Momb’ndoki era um senegalês de 27 anos que havia chegado à Inglaterra três ou quatro anos antes dentro de um contêiner sul-africano. Seu inglês era miserável, assim como sua vida londrina: uma rotina de pequenos biscates, futebol na TV, mulheres e vontade nula de pensar em coisas sérias. Na casa, ele era chamado de “the big one” e prefiro não comentar o motivo.

Linda era uma irlandesa de 19 anos que havia acabado de fugir de casa. Sua família, dona de uma rede de lavanderias em Dublin, era endinheirada e sofisticada, mas a princesinha detestava o luxo e a hipocrisia pseudoaristocrática que a rondava. Foi para a Inglaterra, fez 14 tatuagens, pintou o cabelo de azul e decidiu que queria ser roqueira. Trabalhava servindo bebida e fazendo cover de Cindy Lauper, sua inspiração, no Grant’s, um pub que fica logo ali. Tinha uma namorada, mas estava quase no fim do relacionamento.

Álvaro era um colombiano de 31 anos que vivia como traficante de quinta categoria nos subúrbio londrino. Esperto, sempre conseguia escapar da polícia e detinha nada menos que 21 identidades de 14 países. Naqueles dias, ele circulava por Londres como um brasileiro chamado Ayrton. Álvaro recebia drogas fresquinhas da América do Sul e revendia para a multidão de viciados que assolava a capital inglesa, além de fornecer algum para seus convivas de casa. Que, aliás, eram os únicos que sabiam que ele se chamava Álvaro. Isso se este realmente fosse seu nome.

O quarto habitante era exatamente Mika Juhani Salo, um finlandês de 23 anos que sonhava em seguir os passos de Keke Rosberg e se tornar um piloto de Fórmula 1. Ao contrário de seus colegas de casa, Mika era o único que parecia ter algum futuro na vida.

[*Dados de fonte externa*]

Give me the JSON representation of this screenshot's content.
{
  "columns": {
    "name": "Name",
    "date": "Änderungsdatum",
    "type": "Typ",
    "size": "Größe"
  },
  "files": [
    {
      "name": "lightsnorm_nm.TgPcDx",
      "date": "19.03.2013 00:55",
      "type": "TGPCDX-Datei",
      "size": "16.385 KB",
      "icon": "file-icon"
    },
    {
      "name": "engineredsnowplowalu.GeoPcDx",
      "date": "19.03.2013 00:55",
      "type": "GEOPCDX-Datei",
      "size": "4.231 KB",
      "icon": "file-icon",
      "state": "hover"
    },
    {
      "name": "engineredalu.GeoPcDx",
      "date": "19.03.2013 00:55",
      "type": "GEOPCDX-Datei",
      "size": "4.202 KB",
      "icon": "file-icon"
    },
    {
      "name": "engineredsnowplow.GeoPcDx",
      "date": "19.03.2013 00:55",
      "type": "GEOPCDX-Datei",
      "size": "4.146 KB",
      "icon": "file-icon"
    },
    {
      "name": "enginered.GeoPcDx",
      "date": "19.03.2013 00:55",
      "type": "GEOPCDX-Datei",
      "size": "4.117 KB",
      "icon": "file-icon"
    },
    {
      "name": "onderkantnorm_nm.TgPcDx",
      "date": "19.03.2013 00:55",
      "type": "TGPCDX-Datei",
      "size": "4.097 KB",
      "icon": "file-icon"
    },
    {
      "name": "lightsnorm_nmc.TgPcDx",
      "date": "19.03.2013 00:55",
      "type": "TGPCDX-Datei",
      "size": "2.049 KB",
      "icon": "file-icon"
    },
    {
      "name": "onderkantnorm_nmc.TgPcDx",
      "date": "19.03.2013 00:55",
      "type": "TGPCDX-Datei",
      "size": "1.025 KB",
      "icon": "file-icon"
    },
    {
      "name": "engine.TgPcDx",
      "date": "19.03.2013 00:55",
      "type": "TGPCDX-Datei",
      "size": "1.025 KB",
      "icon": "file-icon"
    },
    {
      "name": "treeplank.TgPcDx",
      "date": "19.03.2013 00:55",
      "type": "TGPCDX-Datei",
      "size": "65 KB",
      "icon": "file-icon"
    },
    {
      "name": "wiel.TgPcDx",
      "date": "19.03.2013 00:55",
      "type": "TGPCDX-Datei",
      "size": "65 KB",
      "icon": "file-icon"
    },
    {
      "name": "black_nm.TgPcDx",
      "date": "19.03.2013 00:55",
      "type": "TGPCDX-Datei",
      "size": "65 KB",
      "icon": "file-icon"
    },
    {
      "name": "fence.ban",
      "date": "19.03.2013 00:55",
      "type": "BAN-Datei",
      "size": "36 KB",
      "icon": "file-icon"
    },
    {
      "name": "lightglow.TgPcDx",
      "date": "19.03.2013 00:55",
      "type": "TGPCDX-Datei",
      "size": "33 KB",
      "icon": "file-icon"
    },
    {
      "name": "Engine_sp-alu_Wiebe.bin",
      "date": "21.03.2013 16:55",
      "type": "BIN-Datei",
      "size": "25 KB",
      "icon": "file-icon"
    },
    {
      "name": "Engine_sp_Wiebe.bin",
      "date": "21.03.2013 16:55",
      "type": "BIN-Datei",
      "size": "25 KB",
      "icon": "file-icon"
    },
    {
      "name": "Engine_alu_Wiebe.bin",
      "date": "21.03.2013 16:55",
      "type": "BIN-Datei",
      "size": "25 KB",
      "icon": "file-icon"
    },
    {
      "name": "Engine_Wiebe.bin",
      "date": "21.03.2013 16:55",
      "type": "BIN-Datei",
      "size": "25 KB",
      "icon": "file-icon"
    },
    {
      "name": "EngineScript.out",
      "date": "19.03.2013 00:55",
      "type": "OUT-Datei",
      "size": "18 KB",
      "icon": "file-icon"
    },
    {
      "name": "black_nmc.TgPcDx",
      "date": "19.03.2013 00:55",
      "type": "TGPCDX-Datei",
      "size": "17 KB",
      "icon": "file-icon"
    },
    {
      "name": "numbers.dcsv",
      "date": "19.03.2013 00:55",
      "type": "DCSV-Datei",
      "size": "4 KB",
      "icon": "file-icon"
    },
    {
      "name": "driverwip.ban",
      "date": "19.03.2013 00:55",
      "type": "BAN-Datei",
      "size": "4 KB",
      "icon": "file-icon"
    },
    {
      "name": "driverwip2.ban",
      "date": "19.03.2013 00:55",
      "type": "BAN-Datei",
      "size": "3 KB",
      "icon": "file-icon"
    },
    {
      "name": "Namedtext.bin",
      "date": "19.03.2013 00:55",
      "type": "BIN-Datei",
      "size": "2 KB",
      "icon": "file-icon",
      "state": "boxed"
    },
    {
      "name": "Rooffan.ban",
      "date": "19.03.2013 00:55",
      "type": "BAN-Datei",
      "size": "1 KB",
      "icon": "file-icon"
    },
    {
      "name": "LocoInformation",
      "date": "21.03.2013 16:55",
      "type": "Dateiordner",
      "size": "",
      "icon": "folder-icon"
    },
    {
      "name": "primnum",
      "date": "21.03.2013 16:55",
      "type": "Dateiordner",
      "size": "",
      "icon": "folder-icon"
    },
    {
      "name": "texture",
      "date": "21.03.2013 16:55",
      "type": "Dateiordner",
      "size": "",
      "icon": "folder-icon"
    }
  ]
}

Por outro lado, honrando seu sangue finês, era o que mais bebia, o que mais cheirava e o que mais injetava de longe. Seus companheiros até estranhavam, já que ele era boa-pinta e não ganhava nada vivendo na merda com um monte de escória. Um Diário de um Adolescente finlandês, por assim dizer.

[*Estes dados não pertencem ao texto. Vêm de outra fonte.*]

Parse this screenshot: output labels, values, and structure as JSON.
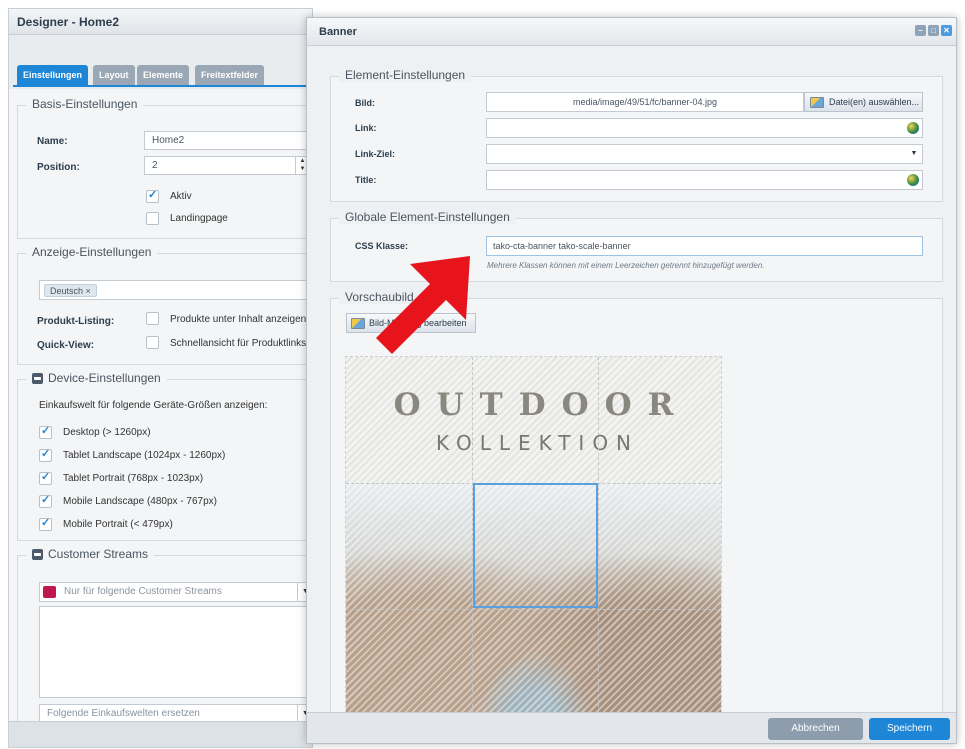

Os quatro estavam basicamente desmaiados. Mika estava praticamente morto no chão, com um perdigoto de vômito no canto da boca, uma prostituta inerte ao seu lado, três garrafas vazias de vodka barata e um pouco de pó espalhado pelo chão. De repente, toca o despertador, barulhento como o cão. Eram onze da manhã. Salo dá um pulo, olha para os lados assustado e percebe que, não, a polícia não havia arrombado a porta. Levanta-se, boceja, limpa o vômito da boca, coça o saco, desliga o aparelho de som e começa seu dia.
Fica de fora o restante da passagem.